I was brought on to transform Marie Curie's website into a genuinely helpful tool for supporting their audiences through an impossibly difficult time. The challenge was to provide that critical support without adding to cognitive load and emotional burden, both through information provided and brand application.
The website has now transformed Marie Curie's digital presence from a standard charity website into a functional tool for care, giving terminally ill patients and others the information and tools they need in a more accessible and effective way. It also gave the organisation a more sustainable and organised platform to publish their content and greatly improved the way they can promote fundraising events and ask for donations.




The team at Marie Curie came to us with some existing research into their key audience types, as well as articles, interviews about the experiences of the terminally ill and their non-professional carers, what they go through, how they feel, and what they need.
I dove into this research to map the experiences of each audience type This allowed me to truly empathise with their cognitive state at various stages, and identify opportunities for further support or new tools.

The website as it stood was a vast resource of information.

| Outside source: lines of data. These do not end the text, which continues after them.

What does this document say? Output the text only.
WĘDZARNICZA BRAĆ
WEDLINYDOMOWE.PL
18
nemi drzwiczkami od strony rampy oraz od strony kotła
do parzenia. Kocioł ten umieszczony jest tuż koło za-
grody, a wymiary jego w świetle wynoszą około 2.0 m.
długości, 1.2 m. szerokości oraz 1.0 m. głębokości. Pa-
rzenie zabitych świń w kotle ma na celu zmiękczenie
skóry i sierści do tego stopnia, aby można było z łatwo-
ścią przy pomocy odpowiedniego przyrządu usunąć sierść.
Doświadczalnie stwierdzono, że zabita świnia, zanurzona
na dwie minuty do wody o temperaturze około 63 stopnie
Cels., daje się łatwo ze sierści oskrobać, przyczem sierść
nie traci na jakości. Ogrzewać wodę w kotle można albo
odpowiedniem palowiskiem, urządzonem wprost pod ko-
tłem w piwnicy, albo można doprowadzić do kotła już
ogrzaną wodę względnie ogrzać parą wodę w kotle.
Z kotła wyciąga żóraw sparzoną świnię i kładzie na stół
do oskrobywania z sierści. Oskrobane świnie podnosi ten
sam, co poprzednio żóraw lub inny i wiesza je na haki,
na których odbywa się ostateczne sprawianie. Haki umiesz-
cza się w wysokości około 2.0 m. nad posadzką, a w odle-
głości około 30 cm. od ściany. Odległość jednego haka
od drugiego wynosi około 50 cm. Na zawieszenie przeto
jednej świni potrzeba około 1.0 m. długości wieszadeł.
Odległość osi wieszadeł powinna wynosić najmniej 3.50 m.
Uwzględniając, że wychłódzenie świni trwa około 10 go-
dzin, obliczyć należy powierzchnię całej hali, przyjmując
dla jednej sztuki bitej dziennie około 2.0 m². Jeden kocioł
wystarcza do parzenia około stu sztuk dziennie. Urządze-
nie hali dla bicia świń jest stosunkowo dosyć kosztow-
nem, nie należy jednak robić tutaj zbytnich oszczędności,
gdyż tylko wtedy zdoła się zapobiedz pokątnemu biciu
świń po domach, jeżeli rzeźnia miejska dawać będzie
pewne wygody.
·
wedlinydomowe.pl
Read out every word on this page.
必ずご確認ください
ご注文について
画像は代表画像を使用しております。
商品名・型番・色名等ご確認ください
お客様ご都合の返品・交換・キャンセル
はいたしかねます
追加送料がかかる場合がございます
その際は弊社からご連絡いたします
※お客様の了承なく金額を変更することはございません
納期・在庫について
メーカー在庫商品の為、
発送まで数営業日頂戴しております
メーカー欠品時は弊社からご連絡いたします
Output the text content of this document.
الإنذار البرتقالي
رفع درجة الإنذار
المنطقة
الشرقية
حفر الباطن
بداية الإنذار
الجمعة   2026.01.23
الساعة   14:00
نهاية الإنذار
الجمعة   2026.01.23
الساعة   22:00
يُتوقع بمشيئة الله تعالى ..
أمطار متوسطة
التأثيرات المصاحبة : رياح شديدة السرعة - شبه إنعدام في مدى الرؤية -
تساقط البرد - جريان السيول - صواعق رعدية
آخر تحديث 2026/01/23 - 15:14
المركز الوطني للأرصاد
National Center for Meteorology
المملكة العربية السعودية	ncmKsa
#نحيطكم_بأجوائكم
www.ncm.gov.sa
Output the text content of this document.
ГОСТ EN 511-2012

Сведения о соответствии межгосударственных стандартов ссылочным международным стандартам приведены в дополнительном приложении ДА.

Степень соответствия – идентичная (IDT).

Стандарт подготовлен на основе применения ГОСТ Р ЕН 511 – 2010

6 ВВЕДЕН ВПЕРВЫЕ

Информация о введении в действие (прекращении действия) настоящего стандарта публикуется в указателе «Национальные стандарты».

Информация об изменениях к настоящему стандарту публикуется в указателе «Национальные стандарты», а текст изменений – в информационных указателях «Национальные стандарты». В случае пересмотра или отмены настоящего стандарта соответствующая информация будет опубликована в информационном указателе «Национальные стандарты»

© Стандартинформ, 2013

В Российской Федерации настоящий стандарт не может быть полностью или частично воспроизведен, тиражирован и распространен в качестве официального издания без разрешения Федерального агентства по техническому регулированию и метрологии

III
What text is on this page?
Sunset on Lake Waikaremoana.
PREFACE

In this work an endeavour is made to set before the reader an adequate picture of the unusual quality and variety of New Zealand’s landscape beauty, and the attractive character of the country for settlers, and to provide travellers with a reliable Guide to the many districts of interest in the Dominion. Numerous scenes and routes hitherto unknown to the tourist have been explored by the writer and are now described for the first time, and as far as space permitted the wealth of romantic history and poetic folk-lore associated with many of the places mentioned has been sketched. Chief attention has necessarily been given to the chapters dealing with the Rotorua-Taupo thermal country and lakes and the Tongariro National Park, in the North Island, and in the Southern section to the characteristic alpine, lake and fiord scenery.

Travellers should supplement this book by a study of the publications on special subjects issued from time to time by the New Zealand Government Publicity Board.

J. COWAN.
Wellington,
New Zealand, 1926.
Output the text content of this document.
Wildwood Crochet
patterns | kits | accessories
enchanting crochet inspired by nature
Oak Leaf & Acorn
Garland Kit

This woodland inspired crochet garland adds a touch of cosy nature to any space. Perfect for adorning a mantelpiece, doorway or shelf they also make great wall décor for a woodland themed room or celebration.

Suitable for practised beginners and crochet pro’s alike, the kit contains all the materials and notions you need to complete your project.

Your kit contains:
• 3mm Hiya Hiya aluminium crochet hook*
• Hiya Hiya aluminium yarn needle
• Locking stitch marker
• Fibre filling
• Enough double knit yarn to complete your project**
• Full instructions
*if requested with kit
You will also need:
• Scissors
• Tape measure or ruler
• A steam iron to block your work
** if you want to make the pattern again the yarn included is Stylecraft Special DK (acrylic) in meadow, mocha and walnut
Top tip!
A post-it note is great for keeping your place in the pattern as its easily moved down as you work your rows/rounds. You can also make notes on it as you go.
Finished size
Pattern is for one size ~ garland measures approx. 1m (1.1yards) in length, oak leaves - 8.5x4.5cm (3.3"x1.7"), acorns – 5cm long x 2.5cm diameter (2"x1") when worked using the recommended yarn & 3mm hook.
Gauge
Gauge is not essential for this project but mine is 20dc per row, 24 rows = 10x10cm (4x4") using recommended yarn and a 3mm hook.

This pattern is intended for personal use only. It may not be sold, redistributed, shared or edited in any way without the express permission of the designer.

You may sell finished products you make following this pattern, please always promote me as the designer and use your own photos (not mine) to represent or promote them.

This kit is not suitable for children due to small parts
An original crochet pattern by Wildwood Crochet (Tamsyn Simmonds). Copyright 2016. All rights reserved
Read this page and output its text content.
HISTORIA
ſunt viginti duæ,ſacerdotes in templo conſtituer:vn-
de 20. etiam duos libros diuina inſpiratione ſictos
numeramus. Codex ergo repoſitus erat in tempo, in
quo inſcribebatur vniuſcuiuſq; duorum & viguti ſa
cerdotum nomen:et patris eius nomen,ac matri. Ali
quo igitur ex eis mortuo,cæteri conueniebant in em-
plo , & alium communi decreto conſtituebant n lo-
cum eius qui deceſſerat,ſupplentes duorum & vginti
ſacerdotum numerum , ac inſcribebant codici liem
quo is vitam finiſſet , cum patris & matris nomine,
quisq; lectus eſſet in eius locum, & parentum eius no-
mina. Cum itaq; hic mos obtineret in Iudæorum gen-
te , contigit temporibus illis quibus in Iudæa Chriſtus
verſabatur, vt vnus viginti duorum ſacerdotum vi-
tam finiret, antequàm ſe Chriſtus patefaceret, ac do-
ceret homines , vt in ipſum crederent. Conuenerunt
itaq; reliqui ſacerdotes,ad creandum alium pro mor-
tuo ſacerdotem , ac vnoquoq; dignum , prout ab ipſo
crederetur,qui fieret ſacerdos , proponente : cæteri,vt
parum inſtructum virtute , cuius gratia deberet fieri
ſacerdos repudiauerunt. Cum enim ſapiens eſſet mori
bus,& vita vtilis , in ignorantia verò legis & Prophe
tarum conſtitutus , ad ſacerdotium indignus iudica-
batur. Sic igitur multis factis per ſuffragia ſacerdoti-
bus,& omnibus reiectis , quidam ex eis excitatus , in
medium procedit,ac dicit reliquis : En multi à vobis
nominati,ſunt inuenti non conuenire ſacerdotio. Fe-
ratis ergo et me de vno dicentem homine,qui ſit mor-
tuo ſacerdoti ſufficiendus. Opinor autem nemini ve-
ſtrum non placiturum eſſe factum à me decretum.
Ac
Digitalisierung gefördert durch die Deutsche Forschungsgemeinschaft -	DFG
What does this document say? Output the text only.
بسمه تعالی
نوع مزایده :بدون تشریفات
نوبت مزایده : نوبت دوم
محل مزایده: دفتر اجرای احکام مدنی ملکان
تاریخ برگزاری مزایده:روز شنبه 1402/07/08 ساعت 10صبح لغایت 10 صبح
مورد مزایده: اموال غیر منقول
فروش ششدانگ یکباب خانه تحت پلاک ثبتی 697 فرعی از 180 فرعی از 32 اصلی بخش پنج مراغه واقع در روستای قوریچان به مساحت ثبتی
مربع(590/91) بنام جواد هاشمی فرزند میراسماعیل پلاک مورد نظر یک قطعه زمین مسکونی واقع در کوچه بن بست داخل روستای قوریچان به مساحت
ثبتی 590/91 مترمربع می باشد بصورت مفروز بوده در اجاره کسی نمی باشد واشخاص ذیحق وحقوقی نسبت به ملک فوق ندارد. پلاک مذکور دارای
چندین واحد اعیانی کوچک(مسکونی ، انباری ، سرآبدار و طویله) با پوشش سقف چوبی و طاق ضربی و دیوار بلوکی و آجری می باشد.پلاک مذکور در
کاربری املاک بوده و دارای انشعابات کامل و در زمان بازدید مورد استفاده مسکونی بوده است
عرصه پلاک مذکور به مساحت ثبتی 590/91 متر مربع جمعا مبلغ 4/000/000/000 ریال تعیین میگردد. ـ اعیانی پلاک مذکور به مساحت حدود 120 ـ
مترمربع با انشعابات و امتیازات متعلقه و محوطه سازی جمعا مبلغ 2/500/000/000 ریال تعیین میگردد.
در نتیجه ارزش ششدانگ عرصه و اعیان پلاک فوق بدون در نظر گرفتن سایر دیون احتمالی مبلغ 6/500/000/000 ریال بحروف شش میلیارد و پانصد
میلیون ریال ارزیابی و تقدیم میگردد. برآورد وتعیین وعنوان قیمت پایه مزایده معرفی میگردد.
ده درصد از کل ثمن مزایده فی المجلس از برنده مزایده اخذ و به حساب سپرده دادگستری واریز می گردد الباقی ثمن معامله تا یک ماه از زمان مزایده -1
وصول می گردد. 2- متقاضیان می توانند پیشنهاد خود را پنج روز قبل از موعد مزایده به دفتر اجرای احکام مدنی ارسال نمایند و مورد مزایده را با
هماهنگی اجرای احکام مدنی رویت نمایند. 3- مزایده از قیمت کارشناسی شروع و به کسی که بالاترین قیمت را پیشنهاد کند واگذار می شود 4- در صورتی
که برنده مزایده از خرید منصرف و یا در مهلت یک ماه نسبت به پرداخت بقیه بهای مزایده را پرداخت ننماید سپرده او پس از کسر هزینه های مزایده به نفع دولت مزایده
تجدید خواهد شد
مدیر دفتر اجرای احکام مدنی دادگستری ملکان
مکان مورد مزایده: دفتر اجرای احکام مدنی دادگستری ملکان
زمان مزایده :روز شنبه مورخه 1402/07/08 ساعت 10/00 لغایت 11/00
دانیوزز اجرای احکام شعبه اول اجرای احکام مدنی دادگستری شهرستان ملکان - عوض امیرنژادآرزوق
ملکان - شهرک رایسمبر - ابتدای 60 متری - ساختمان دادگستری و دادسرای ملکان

However, due to the way it was organised, there was no way for users to find the information they need in a tailored way. Over a long period of time, the IA and information scent across the site had become difficult to explore and navigate.
As well as a refined IA spanning the whole site, we built new hubs for each user type to enable them to find the content they need, and return to as they progressed on their journey with terminal illness.
See below for visuals of each of our new tools:
As with many rebrands, the new Marie Curie brand guidelines looked fresh and bold, yet needed to be adjusted to suit digital usage.
To make their brand suitable for their purposes, I put emotion and accessibility at the heart of the visual design. Key to this was adjusting the tone of the visuals and UI to suit a particular audience or step in the journey.
For example, the tone of design should be very different between a joyful, motivational fundraising module, and a contact module for a person who's just lost their loved one.